Longitude: -3.742 / 3°44'31"W

OS Eastings: 276840.645661

OS Northings: 80542.214035

OS Grid: SX768805

Mapcode National: GBR QH.VY32

Mapcode Global: FRA 371G.3ZN

Entry Name: Earthwork in Houndtor Wood

Scheduled Date: 18 July 1961

Source: Historic England

Source ID: 1002532

English Heritage Legacy ID: DV 456

County: Devon

Civil Parish: Manaton

Traditional County: Devon

Lieutenancy Area (Ceremonial County): Devon

Church of England Parish: Manaton St Winifred

Church of England Diocese: Exeter


Promontory fort in Houndtor Wood, 660m east of Beckhams.

Source: Historic England


This record was the subject of a minor enhancement on 4 November 2015. The record has been generated from an "old county number" (OCN) scheduling record. These are monuments that were not reviewed under the Monuments Protection Programme and are some of our oldest designation records.

The monument includes a prehistoric promontory fort situated on an east-facing spur overlooking the valley of the River Bovey. The promontory fort includes a single rampart and external ditch with a well-defined 6m gap which represents an original entrance. The rampart is up to 12m wide by 2.4m high and protects a level area to the east which is bounded elsewhere by very steep slopes leading into the valley below. This level area will contain traces of contemporary occupation.

Source: Historic England

Reasons for Scheduling

Promontory forts are a type of hillfort in which conspicuous naturally defended sites are adapted as enclosures by the construction of one or more earth or stone ramparts placed across the neck of a spur in order to divide it from the surrounding land.
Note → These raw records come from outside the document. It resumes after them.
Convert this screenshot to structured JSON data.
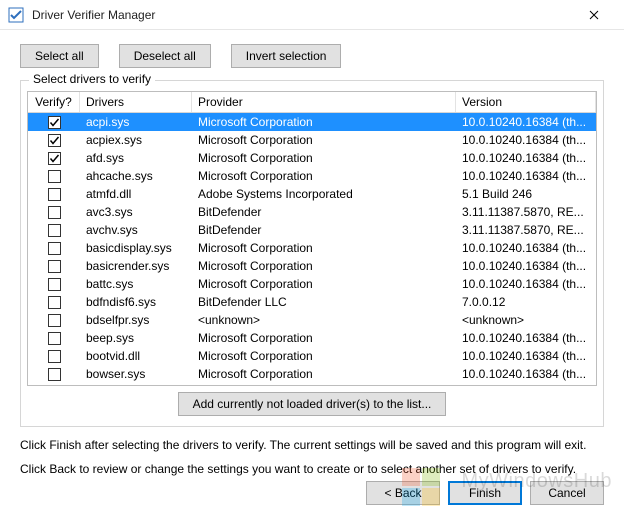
{
  "window": {
    "title": "Driver Verifier Manager"
  },
  "toolbar": {
    "select_all": "Select all",
    "deselect_all": "Deselect all",
    "invert_selection": "Invert selection"
  },
  "groupbox": {
    "legend": "Select drivers to verify"
  },
  "columns": {
    "verify": "Verify?",
    "drivers": "Drivers",
    "provider": "Provider",
    "version": "Version"
  },
  "drivers": [
    {
      "checked": true,
      "selected": true,
      "name": "acpi.sys",
      "provider": "Microsoft Corporation",
      "version": "10.0.10240.16384 (th..."
    },
    {
      "checked": true,
      "selected": false,
      "name": "acpiex.sys",
      "provider": "Microsoft Corporation",
      "version": "10.0.10240.16384 (th..."
    },
    {
      "checked": true,
      "selected": false,
      "name": "afd.sys",
      "provider": "Microsoft Corporation",
      "version": "10.0.10240.16384 (th..."
    },
    {
      "checked": false,
      "selected": false,
      "name": "ahcache.sys",
      "provider": "Microsoft Corporation",
      "version": "10.0.10240.16384 (th..."
    },
    {
      "checked": false,
      "selected": false,
      "name": "atmfd.dll",
      "provider": "Adobe Systems Incorporated",
      "version": "5.1 Build 246"
    },
    {
      "checked": false,
      "selected": false,
      "name": "avc3.sys",
      "provider": "BitDefender",
      "version": "3.11.11387.5870, RE..."
    },
    {
      "checked": false,
      "selected": false,
      "name": "avchv.sys",
      "provider": "BitDefender",
      "version": "3.11.11387.5870, RE..."
    },
    {
      "checked": false,
      "selected": false,
      "name": "basicdisplay.sys",
      "provider": "Microsoft Corporation",
      "version": "10.0.10240.16384 (th..."
    },
    {
      "checked": false,
      "selected": false,
      "name": "basicrender.sys",
      "provider": "Microsoft Corporation",
      "version": "10.0.10240.16384 (th..."
    },
    {
      "checked": false,
      "selected": false,
      "name": "battc.sys",
      "provider": "Microsoft Corporation",
      "version": "10.0.10240.16384 (th..."
    },
    {
      "checked": false,
      "selected": false,
      "name": "bdfndisf6.sys",
      "provider": "BitDefender LLC",
      "version": "7.0.0.12"
    },
    {
      "checked": false,
      "selected": false,
      "name": "bdselfpr.sys",
      "provider": "<unknown>",
      "version": "<unknown>"
    },
    {
      "checked": false,
      "selected": false,
      "name": "beep.sys",
      "provider": "Microsoft Corporation",
      "version": "10.0.10240.16384 (th..."
    },
    {
      "checked": false,
      "selected": false,
      "name": "bootvid.dll",
      "provider": "Microsoft Corporation",
      "version": "10.0.10240.16384 (th..."
    },
    {
      "checked": false,
      "selected": false,
      "name": "bowser.sys",
      "provider": "Microsoft Corporation",
      "version": "10.0.10240.16384 (th..."
    }
  ],
  "add_button": "Add currently not loaded driver(s) to the list...",
  "instructions": {
    "line1": "Click Finish after selecting the drivers to verify. The current settings will be saved and this program will exit.",
    "line2": "Click Back to review or change the settings you want to create or to select another set of drivers to verify."
  },
  "footer": {
    "back": "< Back",
    "finish": "Finish",
    "cancel": "Cancel"
  },
  "watermark": "MyWindowsHub"
}
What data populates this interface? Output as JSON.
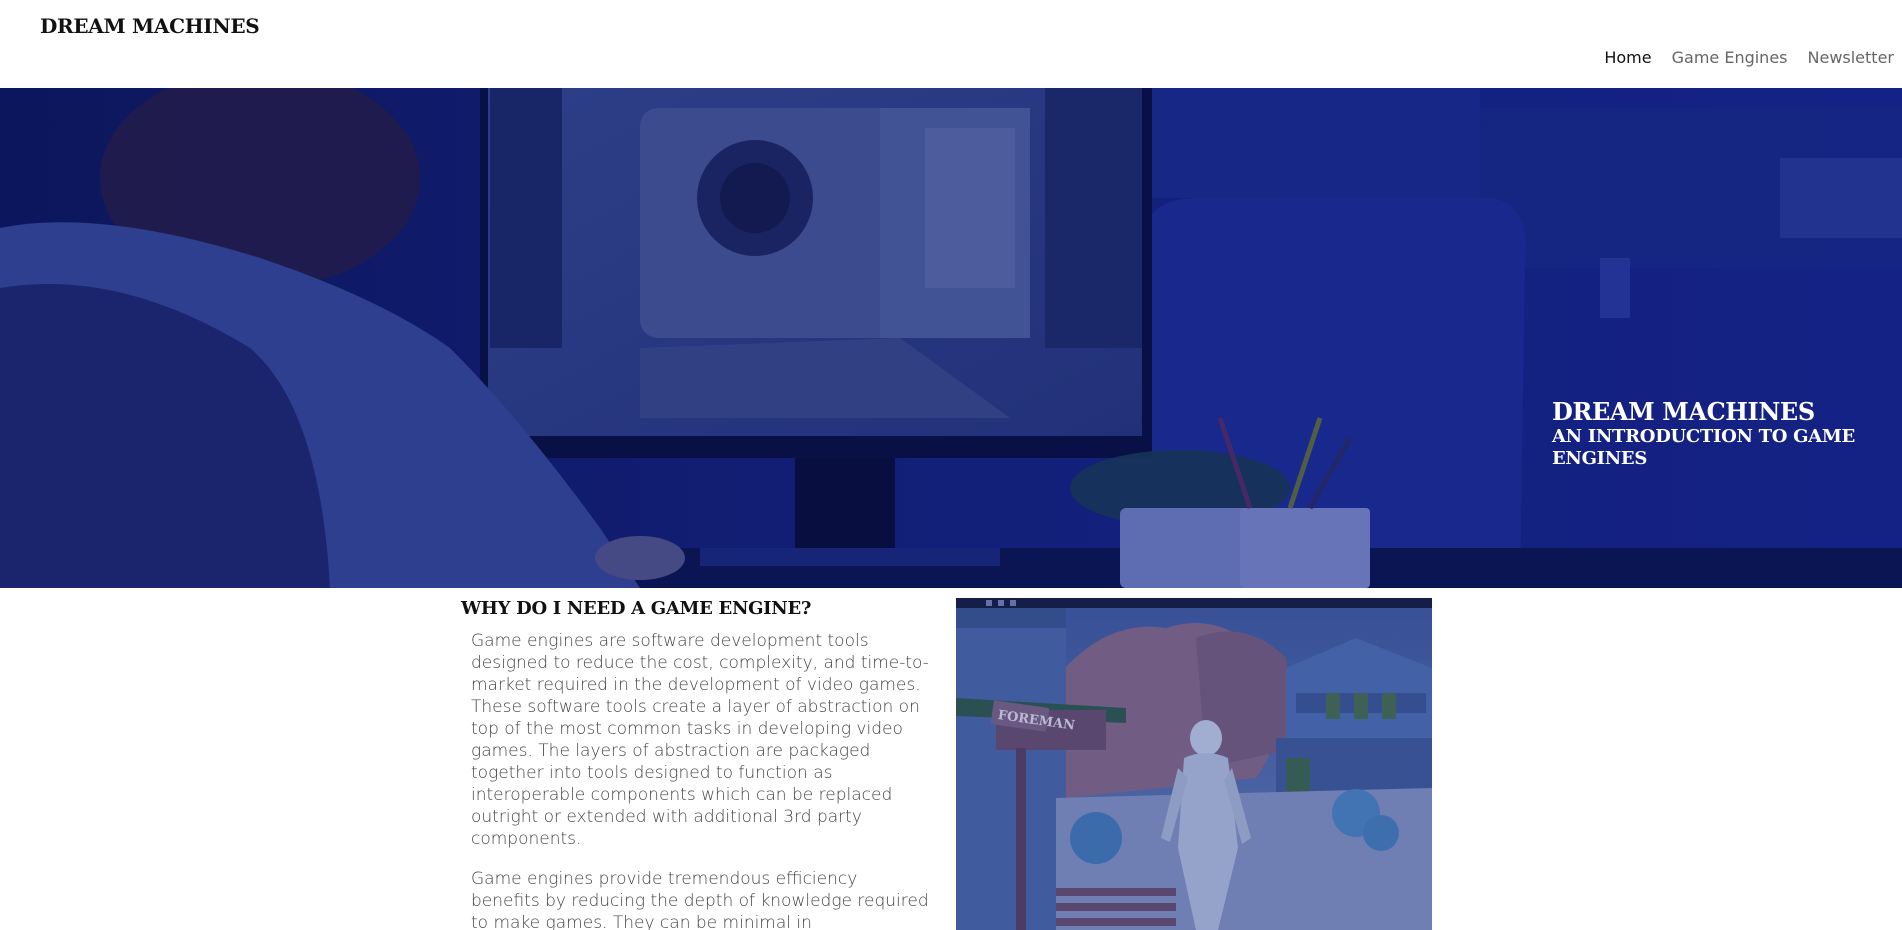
{
  "header": {
    "site_title": "DREAM MACHINES",
    "nav": [
      {
        "label": "Home",
        "active": true
      },
      {
        "label": "Game Engines",
        "active": false
      },
      {
        "label": "Newsletter",
        "active": false
      }
    ]
  },
  "hero": {
    "title": "DREAM MACHINES",
    "subtitle": "AN INTRODUCTION TO GAME ENGINES",
    "overlay_color": "#0f1c63"
  },
  "main": {
    "heading": "WHY DO I NEED A GAME ENGINE?",
    "paragraphs": [
      "Game engines are software development tools designed to reduce the cost, complexity, and time-to-market required in the development of video games. These software tools create a layer of abstraction on top of the most common tasks in developing video games. The layers of abstraction are packaged together into tools designed to function as interoperable components which can be replaced outright or extended with additional 3rd party components.",
      "Game engines provide tremendous efficiency benefits by reducing the depth of knowledge required to make games. They can be minimal in"
    ],
    "figure": {
      "sign_text": "FOREMAN"
    }
  }
}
Coastal situations, using headlands defined by steep natural cliffs, are common while inland similar topographic settings defined by natural cliffs are also used. The ramparts and accompanying ditches formed the main artificial defence, but timber palisades may have been erected along the cliff edges. Access to the interior was generally provided by an entrance through the ramparts. The interior of the fort was used intensively for settlement and related activities, and evidence for timber- and stone-walled round houses can be expected, together with the remains of buildings used for storage and enclosures for animals. Promontory forts are generally Iron Age in date, most having been constructed and used between the sixth century BC and the mid-first century AD. They are broadly contemporary with other types of hillfort. They are regarded as settlements of high status, probably occupied on a permanent basis, and recent interpretations suggest that their construction and choice of location had as much to do with display as defence. Promontory forts are rare nationally with less than 100 recorded examples. In view of their rarity and their importance in the understanding of the nature of social organisation in the later prehistoric period, all examples with surviving archaeological remains are considered nationally important.

Despite afforestation, the promontory fort in Houndtor Wood, 600m east of Beckhams, survives comparatively well and will contain information concerning Iron Age activity on the edges of Dartmoor. Evidence relating to the occupation of this area in the period following the Bronze Age is by comparison relatively scarce and all good examples are considered to be of particular importance.